Tag Archives: ART

Manuscript on HIV sweeps and clonal interference posted on BioRxiv

13 Feb

Kadie-Ann Williams and I posted a new manuscript on the BioRiv. It is 30 pages with 28 figures and a supplement of 118 figures! I guess we could call it an HIV drug resistance evolution picture book!

P00089Muller

Muller plot showing clonal interference in patient 89.

Nowadays, drug resistance evolution is quite rare, but in the late 1990s, HIV populations within patients on treatment were undergoing soft sweeps, hard sweeps, clonal interference and other things. If you like sequence data, you’ll enjoy looking at our pictures!

Title: Drug resistance evolution in HIV in the late 1990s: hard sweeps, soft sweeps, clonal interference and the accumulation of drug resistance mutations

https://www.biorxiv.org/content/10.1101/548198v1

Abtract

The goal of this paper is to provide examples of evolutionary dynamics of HIV within patients who are treated with antiretrovirals. We hope that the figures in this paper will be used in evolution and population genetics classes. We show a wide variety of patterns, specifically: soft sweeps, hard sweeps, softening sweeps and hardening sweeps, simultaneous sweeps, accumulation of mutations and clonal interference.

Kadie

Kadie-Ann Williams, SFSU BSc 2014, MSc 2017

Download the paper 2019WilliamsPennings2019_Feb

Download the supplemental figures 2019WilliamsPennings2019_Supplement118Patients

 

Essay on HIV drug resistance published on the arXiv

26 Nov

A few days ago, I submitted a review paper to Infectious Disease Reports. The review is an invited essay for the special issue they are planning around the World AIDS Day (December 1st).

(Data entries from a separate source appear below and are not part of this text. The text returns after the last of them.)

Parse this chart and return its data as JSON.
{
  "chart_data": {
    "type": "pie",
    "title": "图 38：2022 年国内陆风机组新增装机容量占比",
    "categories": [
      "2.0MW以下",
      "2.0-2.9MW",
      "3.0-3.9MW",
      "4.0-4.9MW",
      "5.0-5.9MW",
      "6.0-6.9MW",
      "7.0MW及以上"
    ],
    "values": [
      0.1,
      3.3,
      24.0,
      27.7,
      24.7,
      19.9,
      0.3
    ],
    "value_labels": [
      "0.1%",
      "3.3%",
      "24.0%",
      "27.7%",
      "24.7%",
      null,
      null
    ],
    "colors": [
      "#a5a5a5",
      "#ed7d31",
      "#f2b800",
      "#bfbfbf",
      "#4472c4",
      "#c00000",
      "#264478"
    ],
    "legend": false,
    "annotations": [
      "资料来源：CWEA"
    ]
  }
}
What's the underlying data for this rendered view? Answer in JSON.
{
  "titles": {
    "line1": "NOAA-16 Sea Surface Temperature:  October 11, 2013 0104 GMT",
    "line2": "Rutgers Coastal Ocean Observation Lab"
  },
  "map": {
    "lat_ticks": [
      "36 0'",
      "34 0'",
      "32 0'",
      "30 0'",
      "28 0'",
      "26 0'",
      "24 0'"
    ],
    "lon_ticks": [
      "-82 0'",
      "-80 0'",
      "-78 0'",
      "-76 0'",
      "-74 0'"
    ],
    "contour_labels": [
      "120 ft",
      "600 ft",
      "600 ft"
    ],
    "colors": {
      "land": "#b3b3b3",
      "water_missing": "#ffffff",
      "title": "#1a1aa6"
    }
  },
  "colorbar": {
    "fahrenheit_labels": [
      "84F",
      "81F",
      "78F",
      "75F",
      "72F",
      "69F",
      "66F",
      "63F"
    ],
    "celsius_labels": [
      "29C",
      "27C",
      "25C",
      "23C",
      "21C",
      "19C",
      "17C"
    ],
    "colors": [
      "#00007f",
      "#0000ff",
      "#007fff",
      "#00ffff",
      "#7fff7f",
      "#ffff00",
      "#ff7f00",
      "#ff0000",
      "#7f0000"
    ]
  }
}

I was pleasantly surprised to see that the author guidelines of Infectious Disease Reports said: “Authors are permitted and encouraged to post their work online (e.g., in institutional repositories or on their website) prior to and during the submission process, as it can lead to productive exchanges, as well as earlier and greater citation of published work.” So, I decided to upload the manuscript to the arXiv.

The essay describes the current situation of drug resistance in HIV. The main conclusion is that, overall, drug resistance is not as big a problem as one may think. Treatments have become very good, which means that the rate of evolution of drug resistance is low. At the same time, many new drugs have become available so that when drug resistance evolves, the patient can be switched to another set of drugs. However, in poor countries, where viral genotyping, viral load monitoring and many new drugs are not available, drug resistance still poses a serious threat to people’s health.

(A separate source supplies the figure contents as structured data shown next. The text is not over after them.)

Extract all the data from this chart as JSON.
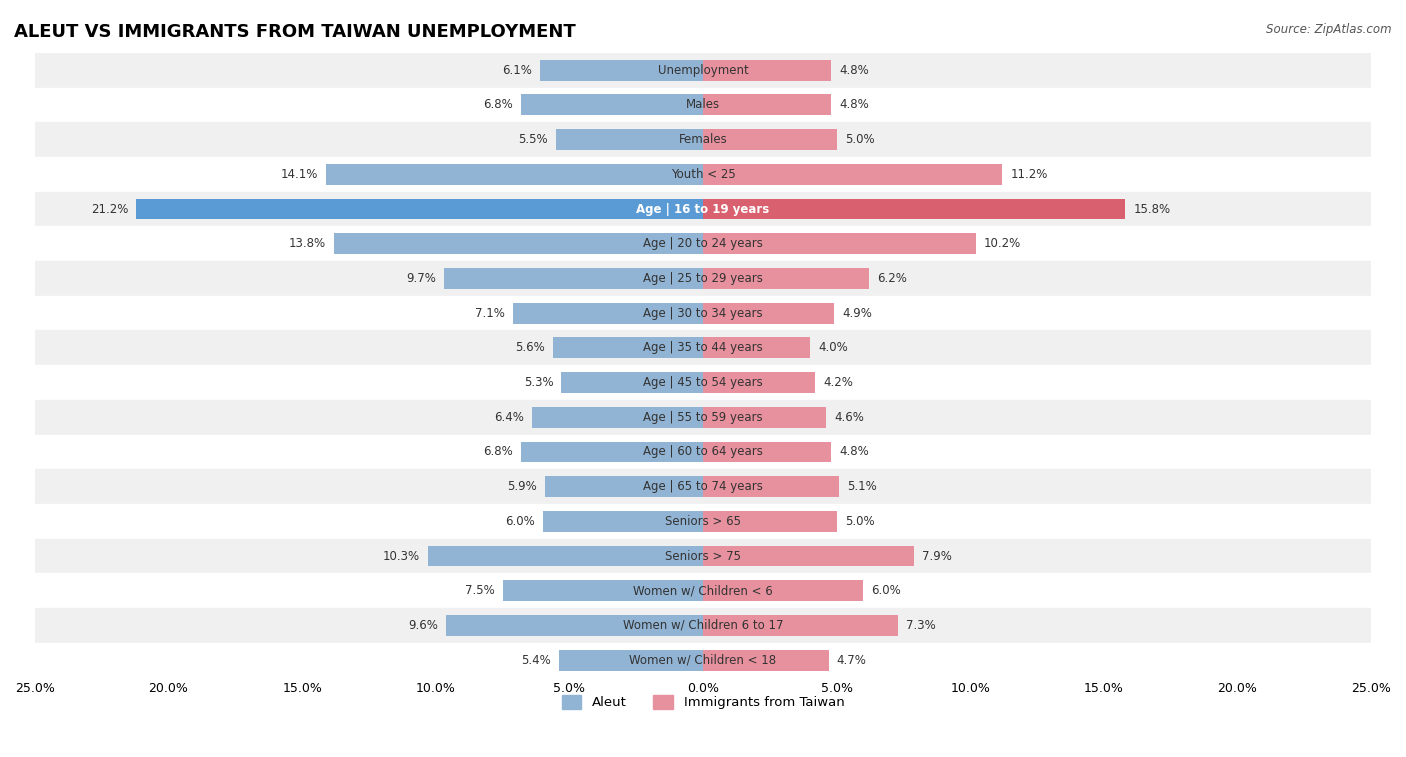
{
  "title": "ALEUT VS IMMIGRANTS FROM TAIWAN UNEMPLOYMENT",
  "source": "Source: ZipAtlas.com",
  "categories": [
    "Unemployment",
    "Males",
    "Females",
    "Youth < 25",
    "Age | 16 to 19 years",
    "Age | 20 to 24 years",
    "Age | 25 to 29 years",
    "Age | 30 to 34 years",
    "Age | 35 to 44 years",
    "Age | 45 to 54 years",
    "Age | 55 to 59 years",
    "Age | 60 to 64 years",
    "Age | 65 to 74 years",
    "Seniors > 65",
    "Seniors > 75",
    "Women w/ Children < 6",
    "Women w/ Children 6 to 17",
    "Women w/ Children < 18"
  ],
  "aleut_values": [
    6.1,
    6.8,
    5.5,
    14.1,
    21.2,
    13.8,
    9.7,
    7.1,
    5.6,
    5.3,
    6.4,
    6.8,
    5.9,
    6.0,
    10.3,
    7.5,
    9.6,
    5.4
  ],
  "taiwan_values": [
    4.8,
    4.8,
    5.0,
    11.2,
    15.8,
    10.2,
    6.2,
    4.9,
    4.0,
    4.2,
    4.6,
    4.8,
    5.1,
    5.0,
    7.9,
    6.0,
    7.3,
    4.7
  ],
  "aleut_color": "#92b4d4",
  "taiwan_color": "#e8919e",
  "aleut_highlight_color": "#5b9bd5",
  "taiwan_highlight_color": "#d9606e",
  "highlight_index": 4,
  "xlim": 25.0,
  "bar_height": 0.6,
  "bg_color_odd": "#f0f0f0",
  "bg_color_even": "#ffffff",
  "legend_aleut": "Aleut",
  "legend_taiwan": "Immigrants from Taiwan"
}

In the essay, I explain that transmitted drug resistance occurs, but at a level that is lower than many would have expected. Roughly 10% of newly infected patients are infected with an HIV strain with at least one major drug-resistance mutation. If the virus is genotyped before treatment is started (as is standard in rich, but not in poor, countries), then treatment success is very high for these patients.

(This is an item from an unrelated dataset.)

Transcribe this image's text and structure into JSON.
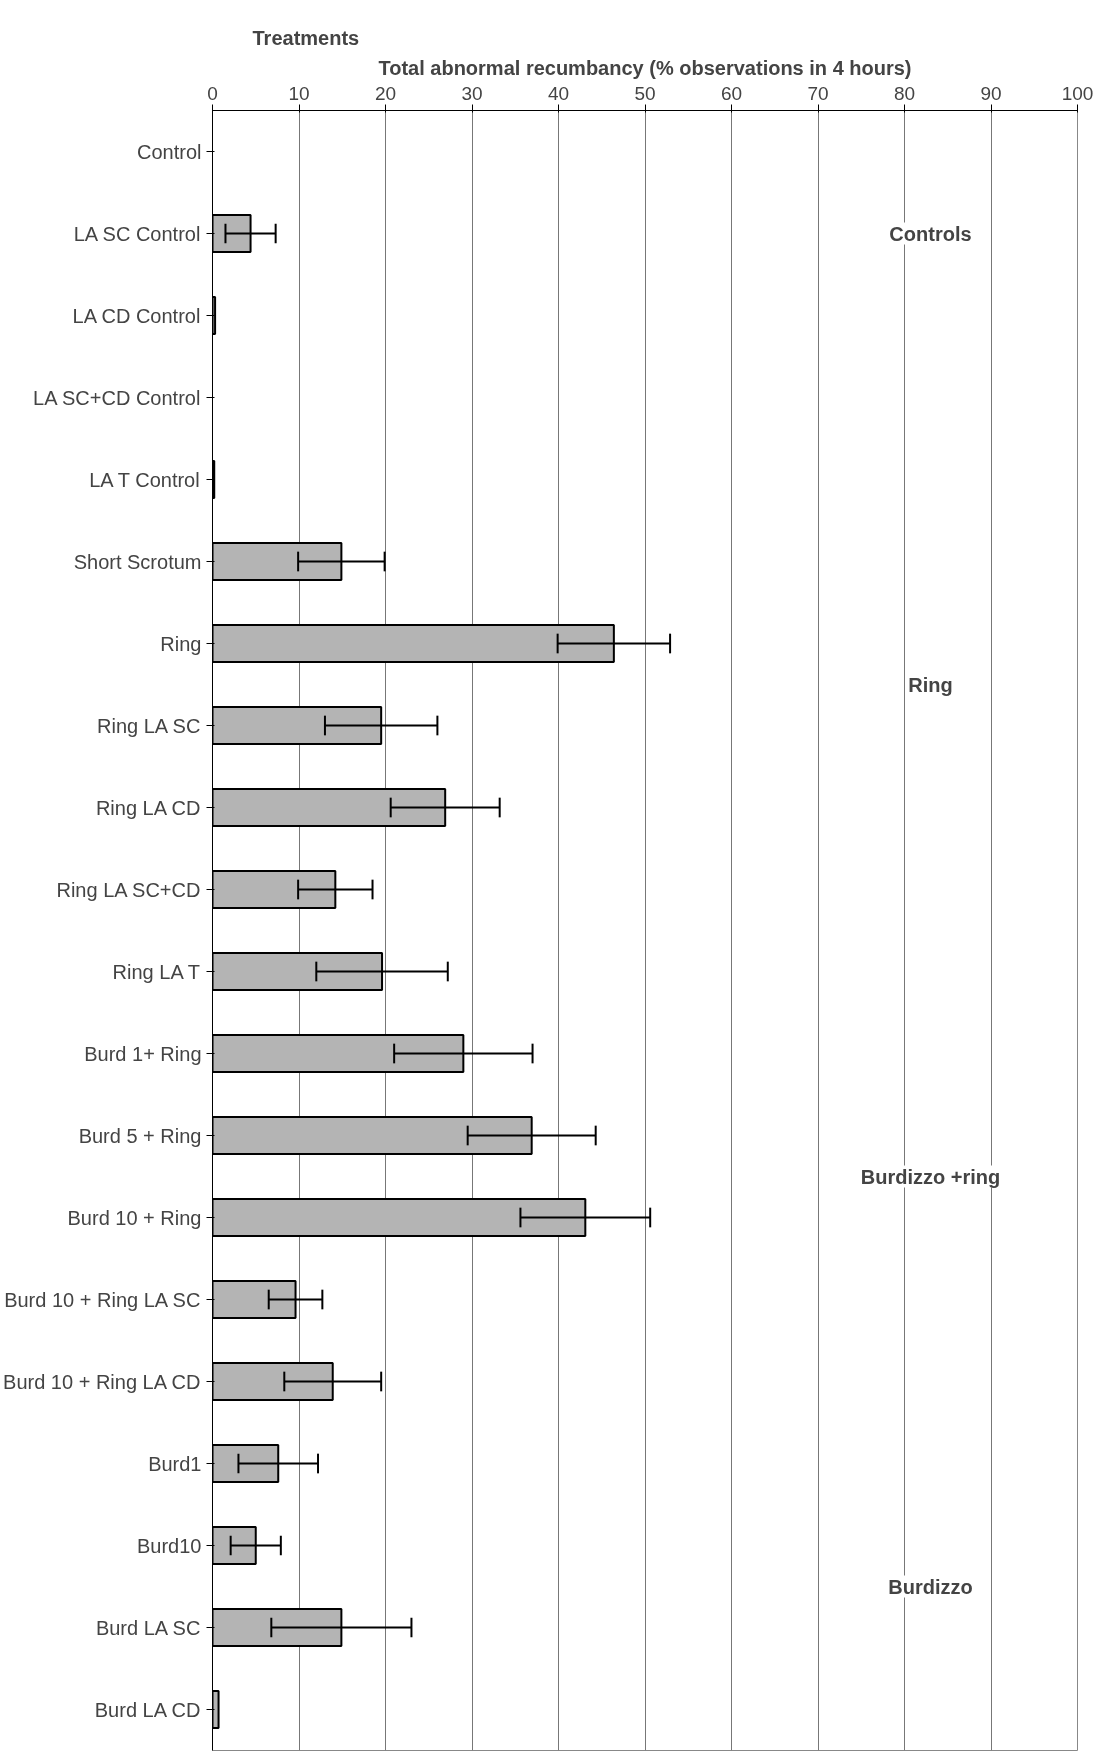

Acquired drug resistance (when resistance evolves during treatment) is more common than transmitted drug resistance, and resistance can evolve even after many years of successful treatment. It can also happen that the virus becomes resistant against multiple drugs. Nowadays, there are many different drugs available, so that even patients with multi-class drug resistance can often be treated successfully, although this is not the case in poor countries, simply because the newer drugs are expensive.

I also describe what is known about resistance due to treatment for the prevention of mother-to-child-transmission (which is a big problem) and resistance due to pre-exposure prophylaxis (which occurs, but is uncommon). I also discuss the issue of low-frequency resistance mutations and their clinical relevance. Throughout the essay, I explain how certain effects are expected or surprising from an evolutionary perspective.

I thank my collaborators Daniel Rosenbloom and Alison Hill (both at Harvard) for useful comments on an earlier version of the manuscript.